Yannick Aguemon

Personal information
- Date of birth: 11 February 1992 (age 34)
- Place of birth: Cotonou, Benin
- Height: 1.80 m (5 ft 11 in)
- Positions: Striker; winger;

Team information
- Current team: Créteil

Youth career
- 1998–2003: Massy
- 2003–2004: Antony Sports
- 2004–2007: Boulogne-Billancourt
- 2005–2009: INF Clairefontaine
- 2009–2011: Toulouse

Senior career*
- Years: Team / Apps / (Gls)
- 2011–2013: Toulouse / 2 / (0)
- 2012–2013: Toulouse B / 18 / (2)
- 2013–2014: Vannes / 28 / (7)
- 2014–2015: Strasbourg / 34 / (0)
- 2015: Strasbourg B / 4 / (0)
- 2016–2017: Union SG / 49 / (5)
- 2017–2022: OH Leuven / 68 / (12)
- 2022–2023: Virton / 25 / (2)
- 2024–: Créteil / 0 / (0)

International career^{‡}
- 2012: France U20 / 6 / (1)
- 2019–: Benin / 5 / (0)

= Yannick Aguemon =

Beninese footballer (born 1992)

Yannick Aguemon (born 11 February 1992) is a Beninese professional footballer who is currently playing for Créteil in the Championnat National 1. He plays as either a striker or a winger.
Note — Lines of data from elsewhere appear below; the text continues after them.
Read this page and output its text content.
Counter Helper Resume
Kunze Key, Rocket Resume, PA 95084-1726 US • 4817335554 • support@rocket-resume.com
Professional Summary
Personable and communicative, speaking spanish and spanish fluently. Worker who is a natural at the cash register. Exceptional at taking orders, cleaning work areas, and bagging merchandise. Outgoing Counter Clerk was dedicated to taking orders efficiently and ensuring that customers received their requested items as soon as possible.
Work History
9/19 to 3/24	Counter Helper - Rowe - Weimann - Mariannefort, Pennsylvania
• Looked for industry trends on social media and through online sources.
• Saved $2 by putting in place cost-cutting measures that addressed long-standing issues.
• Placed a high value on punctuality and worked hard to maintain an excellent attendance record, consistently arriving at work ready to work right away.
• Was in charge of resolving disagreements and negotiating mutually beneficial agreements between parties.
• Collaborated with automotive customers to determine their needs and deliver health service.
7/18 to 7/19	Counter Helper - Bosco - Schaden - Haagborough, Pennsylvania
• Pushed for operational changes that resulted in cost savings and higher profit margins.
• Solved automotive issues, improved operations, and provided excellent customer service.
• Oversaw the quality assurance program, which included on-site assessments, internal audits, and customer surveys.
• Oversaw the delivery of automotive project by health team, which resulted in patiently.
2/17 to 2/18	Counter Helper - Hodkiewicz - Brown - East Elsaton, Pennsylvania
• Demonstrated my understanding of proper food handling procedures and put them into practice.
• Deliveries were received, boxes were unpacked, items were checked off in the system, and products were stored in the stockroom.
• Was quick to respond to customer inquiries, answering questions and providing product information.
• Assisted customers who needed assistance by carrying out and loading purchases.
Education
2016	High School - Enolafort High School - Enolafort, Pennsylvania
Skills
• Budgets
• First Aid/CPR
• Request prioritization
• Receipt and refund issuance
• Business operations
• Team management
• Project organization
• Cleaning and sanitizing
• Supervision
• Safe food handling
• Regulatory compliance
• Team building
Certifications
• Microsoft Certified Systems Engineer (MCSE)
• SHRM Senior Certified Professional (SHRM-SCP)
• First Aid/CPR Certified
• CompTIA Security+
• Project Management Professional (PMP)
He also holds French citizenship.

==Club career==
Aguemon spent three years at INF Clairefontaine academy, before joining Toulouse FC.
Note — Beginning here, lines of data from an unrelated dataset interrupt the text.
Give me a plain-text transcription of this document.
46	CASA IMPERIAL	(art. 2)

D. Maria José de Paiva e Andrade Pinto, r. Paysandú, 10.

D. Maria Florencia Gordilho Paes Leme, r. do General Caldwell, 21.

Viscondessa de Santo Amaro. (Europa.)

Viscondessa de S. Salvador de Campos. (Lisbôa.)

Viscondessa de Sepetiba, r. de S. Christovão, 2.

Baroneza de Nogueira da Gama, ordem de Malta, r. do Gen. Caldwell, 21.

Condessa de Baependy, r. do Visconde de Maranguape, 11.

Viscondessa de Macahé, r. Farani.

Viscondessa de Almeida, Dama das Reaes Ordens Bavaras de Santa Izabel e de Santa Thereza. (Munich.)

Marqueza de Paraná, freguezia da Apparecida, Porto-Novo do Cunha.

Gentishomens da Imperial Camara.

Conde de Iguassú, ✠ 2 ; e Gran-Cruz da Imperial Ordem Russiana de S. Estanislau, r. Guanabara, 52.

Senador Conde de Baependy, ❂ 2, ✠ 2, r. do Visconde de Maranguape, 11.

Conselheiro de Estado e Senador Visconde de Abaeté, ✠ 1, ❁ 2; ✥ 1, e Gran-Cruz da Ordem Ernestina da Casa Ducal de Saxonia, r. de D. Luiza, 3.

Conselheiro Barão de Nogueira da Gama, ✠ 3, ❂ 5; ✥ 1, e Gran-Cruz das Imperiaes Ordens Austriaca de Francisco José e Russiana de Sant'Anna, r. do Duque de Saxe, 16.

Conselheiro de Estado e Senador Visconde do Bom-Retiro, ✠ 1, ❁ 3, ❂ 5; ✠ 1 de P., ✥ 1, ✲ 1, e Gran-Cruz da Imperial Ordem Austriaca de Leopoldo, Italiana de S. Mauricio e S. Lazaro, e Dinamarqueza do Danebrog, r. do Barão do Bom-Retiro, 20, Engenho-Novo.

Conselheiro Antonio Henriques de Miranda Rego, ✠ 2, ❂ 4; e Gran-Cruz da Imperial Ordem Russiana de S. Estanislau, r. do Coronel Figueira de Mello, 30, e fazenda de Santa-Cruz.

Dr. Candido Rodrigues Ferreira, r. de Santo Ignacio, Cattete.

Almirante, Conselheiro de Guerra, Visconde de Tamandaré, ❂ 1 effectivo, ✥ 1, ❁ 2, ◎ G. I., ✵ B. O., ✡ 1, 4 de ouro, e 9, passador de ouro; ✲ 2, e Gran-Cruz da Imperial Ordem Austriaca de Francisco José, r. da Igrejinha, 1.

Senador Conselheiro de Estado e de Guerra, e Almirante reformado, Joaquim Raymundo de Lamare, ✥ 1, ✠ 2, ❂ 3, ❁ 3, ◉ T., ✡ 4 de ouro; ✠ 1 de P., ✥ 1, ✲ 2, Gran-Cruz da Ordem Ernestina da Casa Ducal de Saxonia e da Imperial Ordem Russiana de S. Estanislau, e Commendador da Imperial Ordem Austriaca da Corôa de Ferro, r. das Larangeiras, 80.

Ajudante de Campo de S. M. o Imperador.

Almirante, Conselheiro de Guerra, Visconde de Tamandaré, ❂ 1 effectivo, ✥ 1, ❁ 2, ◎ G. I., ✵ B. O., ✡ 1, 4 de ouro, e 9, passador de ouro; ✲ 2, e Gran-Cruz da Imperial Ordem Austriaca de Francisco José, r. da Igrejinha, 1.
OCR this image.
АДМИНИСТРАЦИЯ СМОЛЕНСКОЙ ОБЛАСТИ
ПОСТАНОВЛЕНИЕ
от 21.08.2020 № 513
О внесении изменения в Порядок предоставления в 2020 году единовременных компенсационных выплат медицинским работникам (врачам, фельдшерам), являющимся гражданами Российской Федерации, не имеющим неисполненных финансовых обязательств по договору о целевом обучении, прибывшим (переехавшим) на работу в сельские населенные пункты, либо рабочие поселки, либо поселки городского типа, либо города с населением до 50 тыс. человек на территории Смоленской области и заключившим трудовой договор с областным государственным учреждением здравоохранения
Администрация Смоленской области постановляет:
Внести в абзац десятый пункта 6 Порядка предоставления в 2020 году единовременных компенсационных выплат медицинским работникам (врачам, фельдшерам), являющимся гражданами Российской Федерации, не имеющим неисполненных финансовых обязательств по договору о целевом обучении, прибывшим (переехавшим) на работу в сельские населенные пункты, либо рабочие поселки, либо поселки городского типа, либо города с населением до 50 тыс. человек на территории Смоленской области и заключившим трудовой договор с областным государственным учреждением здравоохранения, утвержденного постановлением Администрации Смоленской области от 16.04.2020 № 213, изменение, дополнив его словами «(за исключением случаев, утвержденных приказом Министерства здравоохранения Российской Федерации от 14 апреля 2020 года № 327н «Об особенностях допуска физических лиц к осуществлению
Aguemon made his professional debut for Toulouse on 31 August 2011, in a Coupe de la Ligue match against Nice.

On 22 July 2022, Aguemon signed with Virton.

==International career==
In March 2019, he received his first call-up to the Benin national football team.

He made his Benin national football team debut on 6 September 2019, in a friendly against Ivory Coast, as a starter.